How to Nail Your Annual Review
An annual review is when a company takes the time to pause and reflect on an employee’s personal work goals and their organization’s goals to see if benchmarks are being achieved and to ensure future success. Ideally your company will have a formal annual review process (tips for this can be found in this post here) so you know what to expect and how to prepare.
Let’s be honest, performance reviews can be a little daunting, as the spotlight is on you and your work. Plain and simple, you need to be ready. Let this meeting be an opportunity to showcase your best work and wins from the previous year. Prepare in advance for your review so you can show your worth and have meaningful goals in mind going into it. Try not to rush through the process but instead, take the time to review your goals and accomplishments, especially if you want to advance within the company. Let’s dive in to tips for how to master this.
Your Personal Roadmap
What were your goals this year? Were these goals a directive from your boss or ones that you created yourself? Prepare an outline of the goals that were assigned to you and how you achieved them in the past twelve months. By completing this process, you can reflect on the work that you have accomplished and have an idea of what you would like to strive for in the future. Come to the meeting with next year’s goals in mind so you can help guide the conversation to what you want to accomplish for the upcoming year.
Tracking Your Goals
Don’t allow yourself to scramble when it comes to your annual review. It’s important you’re prepared to appropriately “brag” on your work for the past year. We recommend keeping a list, either electronically or in a notebook, during the year detailing your accomplishments. You may also want to reflect at the end of each week on how your work went and what positive impacts you made within the company. Then, once it is time to present your accomplishments, think on how you want to showcase your work either with a digital presentation or in a portfolio.
Your Top Accomplishments
Once you have completed the self-assessment process either once a week or monthly, drill down to your top three or five achievements. Your next step is to create either a bulleted list or a short summary page of these success stories and bring them to the meeting. Having documentation of your biggest achievements that either showcases your best abilities or the largest impact on the company can serve as a jumping off point when asking for a raise or other company perks during your meeting. This session is your time to shine as an employee and having a list to reference will ensure that you will remember all the high points of your last year.
Each company is different in how they handle annual reviews. From 360 reviews to one-on-one meetings, it is important that you understand the process prior to meeting with your employer. Often an annual review is conducted to see if your work justifies receiving a bonus or a cost of living increase so make sure that you are ready to present the best of all that you do for the organization.
Asking for a Raise
Industry leaders say that the top two issues that employees want resolved are higher compensation and more flexible work schedules. If you have had a great year and completed many of your goals, a pay increase might be top of mind when you head into your review meeting. Prepare in advance by thinking outside the box on how to achieve this goal by presenting the best case for advancement.
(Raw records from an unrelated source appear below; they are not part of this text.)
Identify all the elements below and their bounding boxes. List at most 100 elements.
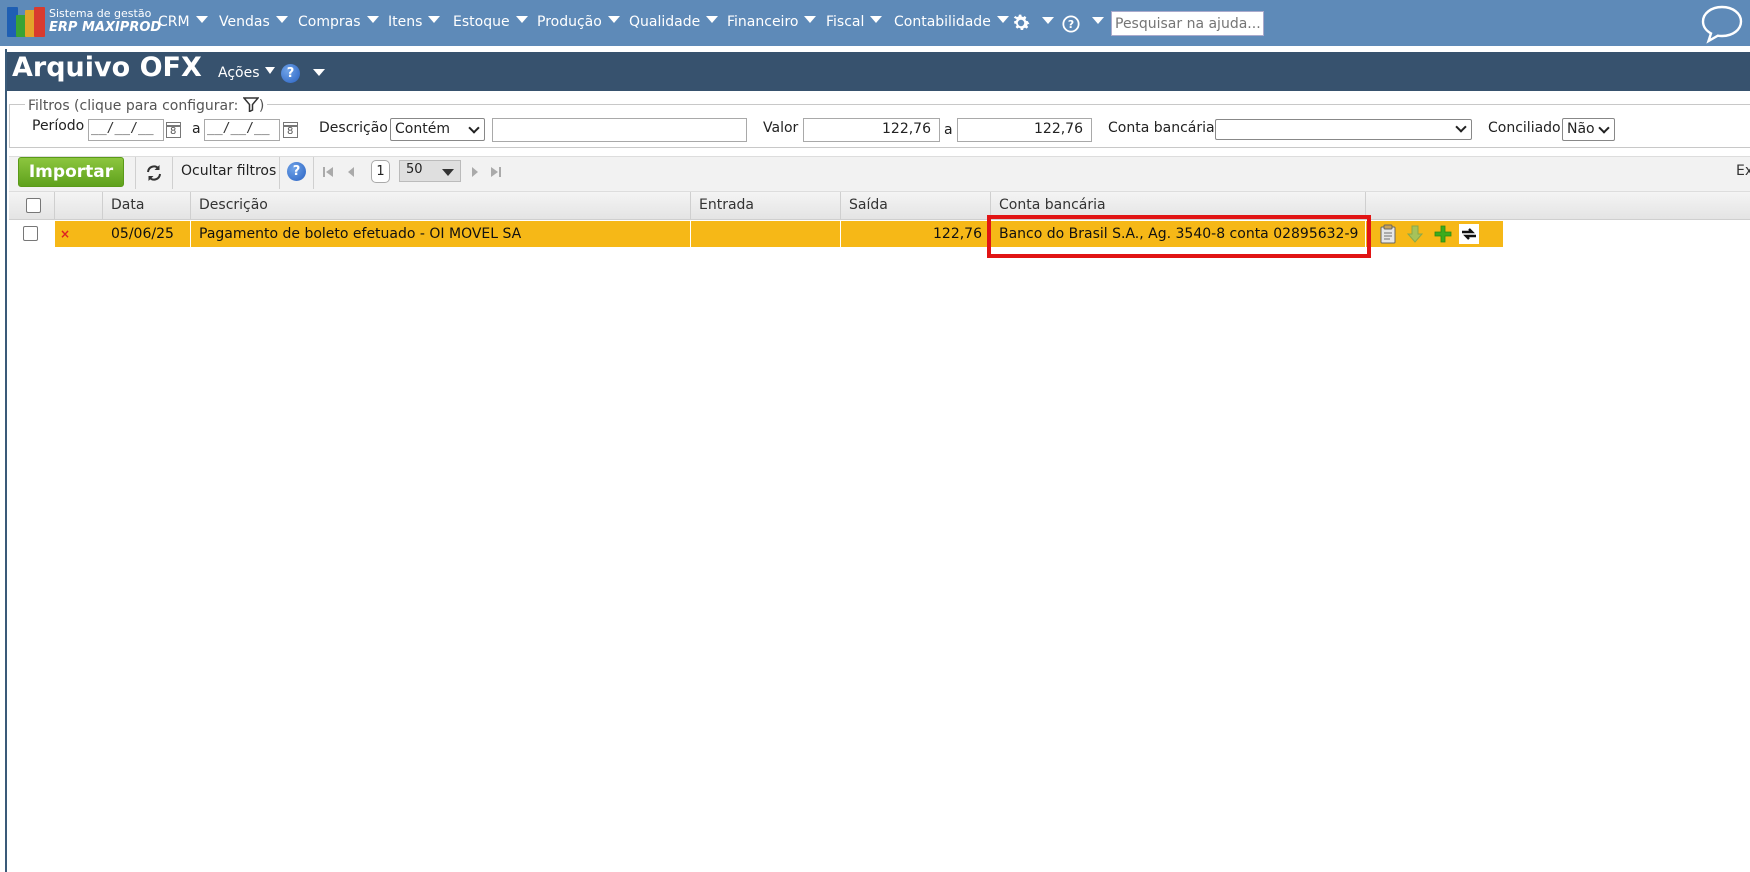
conciliado-label: Conciliado: [1488, 120, 1561, 136]
import-button[interactable]: Importar: [18, 157, 124, 187]
conciliado-select[interactable]: Não: [1562, 118, 1615, 141]
toolbar-divider: [279, 157, 280, 189]
chevron-down-icon: [1598, 122, 1610, 134]
chevron-down-icon: [264, 67, 275, 74]
nav-producao[interactable]: Produção: [537, 14, 620, 30]
gear-icon[interactable]: [1010, 12, 1032, 34]
chevron-down-icon: [804, 16, 817, 23]
toolbar-divider: [313, 157, 314, 189]
calendar-icon[interactable]: [166, 122, 181, 138]
erp-logo-icon[interactable]: [7, 7, 45, 37]
help-search-input[interactable]: [1111, 11, 1264, 36]
hide-filters-button[interactable]: Ocultar filtros: [181, 163, 276, 179]
date-from-input[interactable]: __/__/__: [88, 119, 164, 141]
add-icon[interactable]: [1433, 224, 1453, 244]
filters-legend-close: ): [258, 98, 265, 114]
nav-financeiro-label: Financeiro: [727, 14, 799, 30]
column-header-entrada[interactable]: Entrada: [691, 192, 841, 220]
chat-icon[interactable]: [1700, 4, 1744, 44]
chevron-down-icon: [1455, 121, 1467, 133]
descricao-input[interactable]: [492, 118, 747, 142]
page-help-caret-icon[interactable]: [313, 69, 325, 76]
descricao-mode-select[interactable]: Contém: [390, 118, 485, 141]
nav-producao-label: Produção: [537, 14, 602, 30]
help-menu-caret-icon[interactable]: [1092, 17, 1104, 24]
nav-estoque[interactable]: Estoque: [453, 14, 528, 30]
nav-qualidade[interactable]: Qualidade: [629, 14, 719, 30]
conta-bancaria-select[interactable]: [1215, 119, 1472, 140]
nav-financeiro[interactable]: Financeiro: [727, 14, 817, 30]
conta-bancaria-label: Conta bancária: [1108, 120, 1215, 136]
help-icon[interactable]: ?: [1062, 15, 1080, 33]
highlight-conta-bancaria: [987, 215, 1371, 258]
row-checkbox[interactable]: [23, 226, 38, 241]
next-page-icon[interactable]: [469, 165, 481, 179]
last-page-icon[interactable]: [490, 165, 502, 179]
chevron-down-icon: [366, 16, 379, 23]
page-size-select[interactable]: 50: [399, 160, 461, 182]
nav-fiscal-label: Fiscal: [826, 14, 865, 30]
column-header-saida[interactable]: Saída: [841, 192, 991, 220]
nav-vendas-label: Vendas: [219, 14, 270, 30]
nav-itens[interactable]: Itens: [388, 14, 441, 30]
delete-icon[interactable]: ×: [60, 228, 70, 240]
select-all-checkbox[interactable]: [26, 198, 41, 213]
nav-itens-label: Itens: [388, 14, 423, 30]
period-range-sep: a: [192, 121, 201, 137]
page-number-input[interactable]: 1: [371, 160, 390, 183]
calendar-icon[interactable]: [283, 122, 298, 138]
nav-fiscal[interactable]: Fiscal: [826, 14, 883, 30]
prev-page-icon[interactable]: [345, 165, 357, 179]
chevron-down-icon: [275, 16, 288, 23]
chevron-down-icon: [442, 169, 454, 176]
column-header-data[interactable]: Data: [103, 192, 191, 220]
cell-entrada: [691, 221, 841, 247]
nav-qualidade-label: Qualidade: [629, 14, 701, 30]
toolbar-divider: [135, 157, 136, 189]
toolbar-divider: [172, 157, 173, 189]
page-size-value: 50: [406, 162, 423, 177]
valor-range-sep: a: [944, 122, 953, 138]
conciliado-value: Não: [1567, 121, 1595, 137]
valor-from-input[interactable]: 122,76: [803, 118, 940, 142]
page-title: Arquivo OFX: [12, 52, 202, 83]
actions-menu[interactable]: Ações: [218, 65, 275, 81]
nav-contabilidade-label: Contabilidade: [894, 14, 991, 30]
valor-label: Valor: [763, 120, 799, 136]
status-column: [55, 192, 103, 220]
chevron-down-icon: [706, 16, 719, 23]
svg-text:?: ?: [1068, 18, 1074, 31]
refresh-icon[interactable]: [144, 163, 164, 183]
column-header-descricao[interactable]: Descrição: [191, 192, 691, 220]
chevron-down-icon: [515, 16, 528, 23]
actions-menu-label: Ações: [218, 65, 260, 81]
chevron-down-icon: [870, 16, 883, 23]
filters-legend[interactable]: Filtros (clique para configurar: ): [25, 97, 268, 114]
link-icon[interactable]: [1459, 224, 1479, 244]
chevron-down-icon: [468, 122, 480, 134]
grid-help-icon[interactable]: ?: [287, 162, 306, 181]
nav-compras-label: Compras: [298, 14, 361, 30]
filters-legend-text: Filtros (clique para configurar:: [28, 98, 239, 114]
descricao-label: Descrição: [319, 120, 388, 136]
nav-contabilidade[interactable]: Contabilidade: [894, 14, 1009, 30]
date-to-input[interactable]: __/__/__: [204, 119, 280, 141]
chevron-down-icon: [428, 16, 441, 23]
nav-compras[interactable]: Compras: [298, 14, 379, 30]
page-help-icon[interactable]: ?: [281, 64, 300, 83]
brand-name[interactable]: ERP MAXIPROD: [49, 20, 161, 35]
export-button[interactable]: Ex: [1736, 163, 1750, 179]
cell-saida: 122,76: [841, 221, 991, 247]
nav-crm-label: CRM: [158, 14, 190, 30]
chevron-down-icon: [195, 16, 208, 23]
first-page-icon[interactable]: [322, 165, 334, 179]
chevron-down-icon: [607, 16, 620, 23]
gear-menu-caret-icon[interactable]: [1042, 17, 1054, 24]
nav-crm[interactable]: CRM: [158, 14, 208, 30]
chevron-down-icon: [996, 16, 1009, 23]
funnel-icon[interactable]: [242, 97, 259, 112]
clipboard-icon[interactable]: [1378, 224, 1398, 244]
valor-to-input[interactable]: 122,76: [957, 118, 1092, 142]
download-icon[interactable]: [1405, 224, 1425, 244]
nav-vendas[interactable]: Vendas: [219, 14, 288, 30]
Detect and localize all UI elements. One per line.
And, if you have received negative feedback during the year, consider how you can show your employer that you have learned from the situation and improved with examples.
Depending on your personality, receiving feedback may not be your favorite part of the review process; however, everyone can benefit from it. Your boss may share his or her viewpoint without hesitation, but if not, prepare some questions in advance to see how your employer feels about your work. Everyone hopes that the feedback that they receive will be positive, but there might be times when the response is negative. If you think that this is the case, ask questions to understand the situation more and try to stay calm during the meeting.
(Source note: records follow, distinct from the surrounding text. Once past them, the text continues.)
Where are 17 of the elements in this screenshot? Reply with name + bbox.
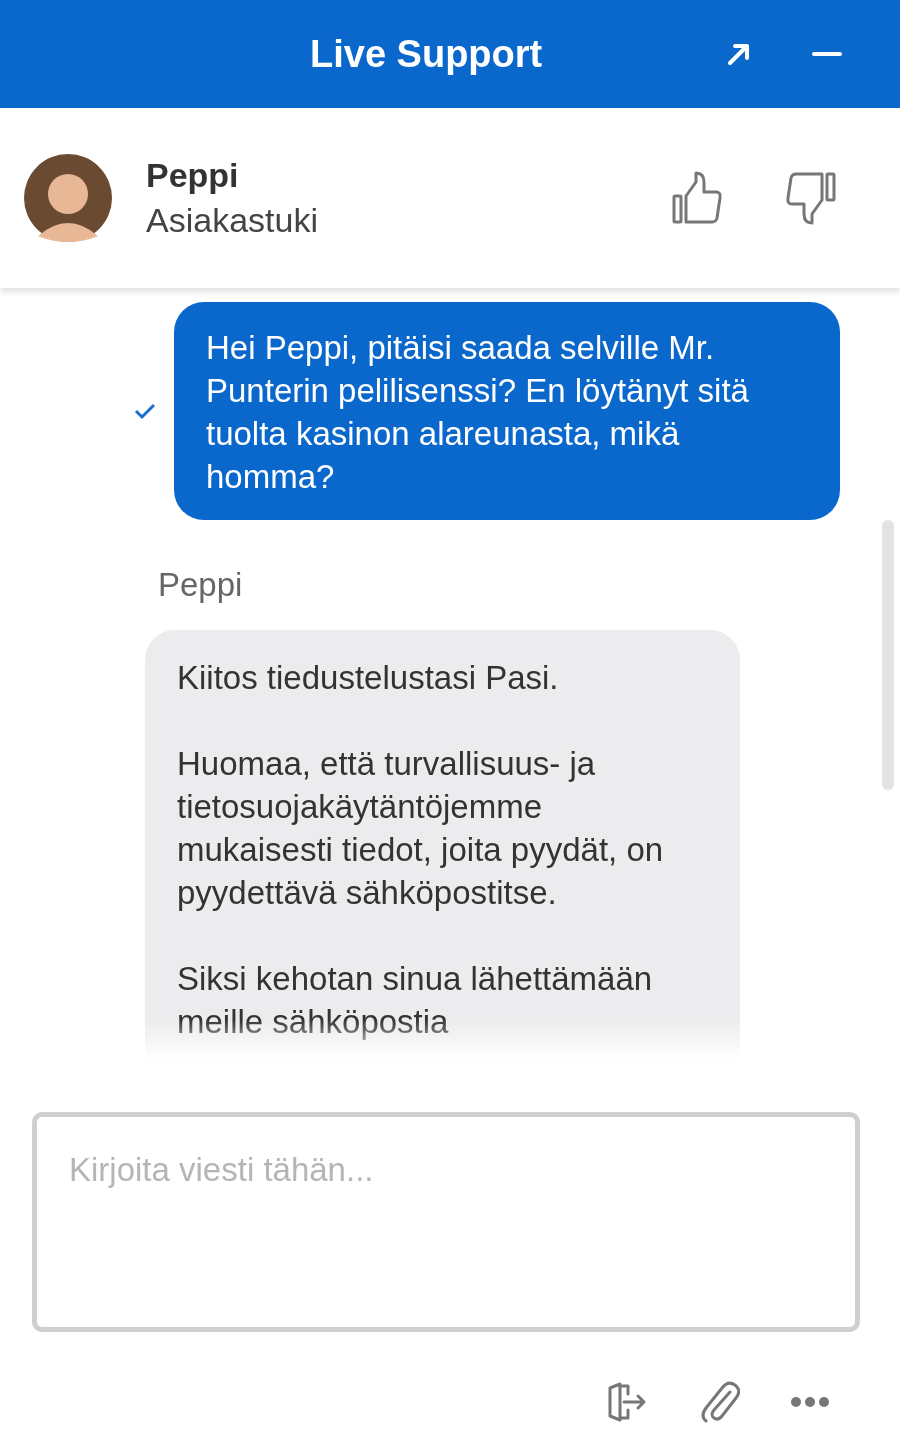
thumbs-down-icon (784, 170, 836, 226)
sender-name: Peppi (158, 566, 243, 604)
agent-name: Peppi (146, 156, 240, 195)
paperclip-icon (700, 1380, 740, 1424)
scrollbar[interactable] (882, 520, 894, 790)
thumbs-up-button[interactable] (672, 170, 724, 226)
attach-button[interactable] (700, 1380, 740, 1424)
user-message: Hei Peppi, pitäisi saada selville Mr. Punterin pelilisenssi? En löytänyt sitä tuolta kasinon alareunasta, mikä homma? (174, 302, 840, 520)
message-field[interactable]: Kirjoita viesti tähän... (32, 1112, 860, 1332)
agent-role: Asiakastuki (146, 201, 319, 240)
minimize-icon (812, 52, 842, 56)
avatar-icon (24, 154, 112, 242)
thumbs-up-icon (672, 170, 724, 226)
thumbs-down-button[interactable] (784, 170, 836, 226)
more-icon (790, 1395, 830, 1409)
more-button[interactable] (790, 1395, 830, 1409)
window-title: Live Support (310, 32, 543, 76)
You might be ready for a change professionally. The annual review meeting is a time to express any interest you have in pursuing other positions within the company. Have a wish list ready to share so your supervisor can provide feedback and have a better idea on how you want to grow within the organization. Additionally, if you need to strengthen your skills in order to be promoted, have a plan on how to obtain that needed education or training.
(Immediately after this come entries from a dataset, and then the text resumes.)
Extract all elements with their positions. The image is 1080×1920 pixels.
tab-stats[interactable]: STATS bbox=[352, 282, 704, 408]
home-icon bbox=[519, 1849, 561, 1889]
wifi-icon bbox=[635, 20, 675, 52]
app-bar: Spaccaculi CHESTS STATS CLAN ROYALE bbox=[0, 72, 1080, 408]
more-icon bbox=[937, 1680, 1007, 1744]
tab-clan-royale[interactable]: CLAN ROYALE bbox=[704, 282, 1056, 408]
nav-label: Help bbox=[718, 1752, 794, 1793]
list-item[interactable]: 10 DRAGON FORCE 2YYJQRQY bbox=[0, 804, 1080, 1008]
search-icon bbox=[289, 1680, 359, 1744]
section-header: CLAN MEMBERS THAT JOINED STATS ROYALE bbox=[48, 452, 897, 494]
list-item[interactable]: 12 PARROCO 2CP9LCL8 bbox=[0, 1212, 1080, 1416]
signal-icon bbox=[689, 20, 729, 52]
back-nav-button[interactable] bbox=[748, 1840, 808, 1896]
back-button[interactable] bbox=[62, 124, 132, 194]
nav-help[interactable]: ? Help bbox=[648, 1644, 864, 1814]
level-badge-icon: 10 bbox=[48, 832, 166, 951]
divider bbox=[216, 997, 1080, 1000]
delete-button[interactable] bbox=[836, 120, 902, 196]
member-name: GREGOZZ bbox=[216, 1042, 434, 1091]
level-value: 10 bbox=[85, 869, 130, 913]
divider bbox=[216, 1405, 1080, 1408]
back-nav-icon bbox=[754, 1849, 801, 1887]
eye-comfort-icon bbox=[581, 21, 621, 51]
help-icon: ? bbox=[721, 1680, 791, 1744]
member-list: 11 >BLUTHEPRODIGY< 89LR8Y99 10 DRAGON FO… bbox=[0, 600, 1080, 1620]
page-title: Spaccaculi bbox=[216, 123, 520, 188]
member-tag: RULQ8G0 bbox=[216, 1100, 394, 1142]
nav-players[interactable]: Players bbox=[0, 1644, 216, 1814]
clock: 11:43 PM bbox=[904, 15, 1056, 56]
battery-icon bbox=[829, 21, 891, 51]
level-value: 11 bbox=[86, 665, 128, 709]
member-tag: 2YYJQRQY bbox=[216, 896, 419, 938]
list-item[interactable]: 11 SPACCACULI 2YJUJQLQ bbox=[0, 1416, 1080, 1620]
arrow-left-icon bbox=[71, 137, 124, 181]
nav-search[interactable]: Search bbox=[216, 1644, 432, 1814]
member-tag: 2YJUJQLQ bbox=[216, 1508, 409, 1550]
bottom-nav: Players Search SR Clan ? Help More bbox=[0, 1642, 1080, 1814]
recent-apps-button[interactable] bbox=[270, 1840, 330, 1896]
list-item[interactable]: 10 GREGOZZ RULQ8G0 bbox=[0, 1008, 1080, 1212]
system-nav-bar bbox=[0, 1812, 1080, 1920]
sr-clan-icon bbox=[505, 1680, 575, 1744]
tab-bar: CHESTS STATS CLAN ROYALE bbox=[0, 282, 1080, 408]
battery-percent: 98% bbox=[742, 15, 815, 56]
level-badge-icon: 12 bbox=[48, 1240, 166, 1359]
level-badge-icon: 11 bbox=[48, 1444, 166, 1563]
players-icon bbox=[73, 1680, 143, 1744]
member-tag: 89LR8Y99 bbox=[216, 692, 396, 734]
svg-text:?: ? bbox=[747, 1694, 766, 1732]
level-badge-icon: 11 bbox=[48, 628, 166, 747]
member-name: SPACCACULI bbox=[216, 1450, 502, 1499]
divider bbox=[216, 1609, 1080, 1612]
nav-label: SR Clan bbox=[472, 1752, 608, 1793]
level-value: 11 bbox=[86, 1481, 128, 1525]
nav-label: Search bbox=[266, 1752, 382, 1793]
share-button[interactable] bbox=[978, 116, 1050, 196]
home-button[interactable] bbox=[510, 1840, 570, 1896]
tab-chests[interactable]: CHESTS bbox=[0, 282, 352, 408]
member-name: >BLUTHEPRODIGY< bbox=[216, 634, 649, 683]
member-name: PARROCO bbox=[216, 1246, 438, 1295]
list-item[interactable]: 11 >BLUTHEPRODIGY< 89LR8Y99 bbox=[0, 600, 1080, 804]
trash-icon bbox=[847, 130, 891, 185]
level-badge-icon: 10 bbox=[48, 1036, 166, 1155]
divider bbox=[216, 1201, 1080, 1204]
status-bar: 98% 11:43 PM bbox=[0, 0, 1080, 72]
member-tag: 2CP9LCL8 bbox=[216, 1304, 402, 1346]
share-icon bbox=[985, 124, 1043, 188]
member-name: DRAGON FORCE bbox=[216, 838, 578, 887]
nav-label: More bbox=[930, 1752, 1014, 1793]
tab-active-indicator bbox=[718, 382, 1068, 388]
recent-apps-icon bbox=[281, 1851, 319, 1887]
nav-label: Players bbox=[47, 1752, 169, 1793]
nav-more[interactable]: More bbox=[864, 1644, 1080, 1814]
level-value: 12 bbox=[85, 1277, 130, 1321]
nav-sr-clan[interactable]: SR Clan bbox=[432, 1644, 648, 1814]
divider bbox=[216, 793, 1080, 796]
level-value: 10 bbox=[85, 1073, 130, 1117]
Every employer has a unique way for how they handle annual reviews. It’s up to you to determine how to make the best case for your meeting in advance. Use the information from your monthly or weekly self-assessments, goals that you achieved or other wins during the year to your advantage. Present yourself with confidence to indicate to your employer that you not only exceed at your position, but are able to take on any future advancement within the company successfully. How you move forward after your meeting is also an important step not to overlook. Embrace and act accordingly to your feedback, both positive and negative, so that you can advance even more in the years ahead.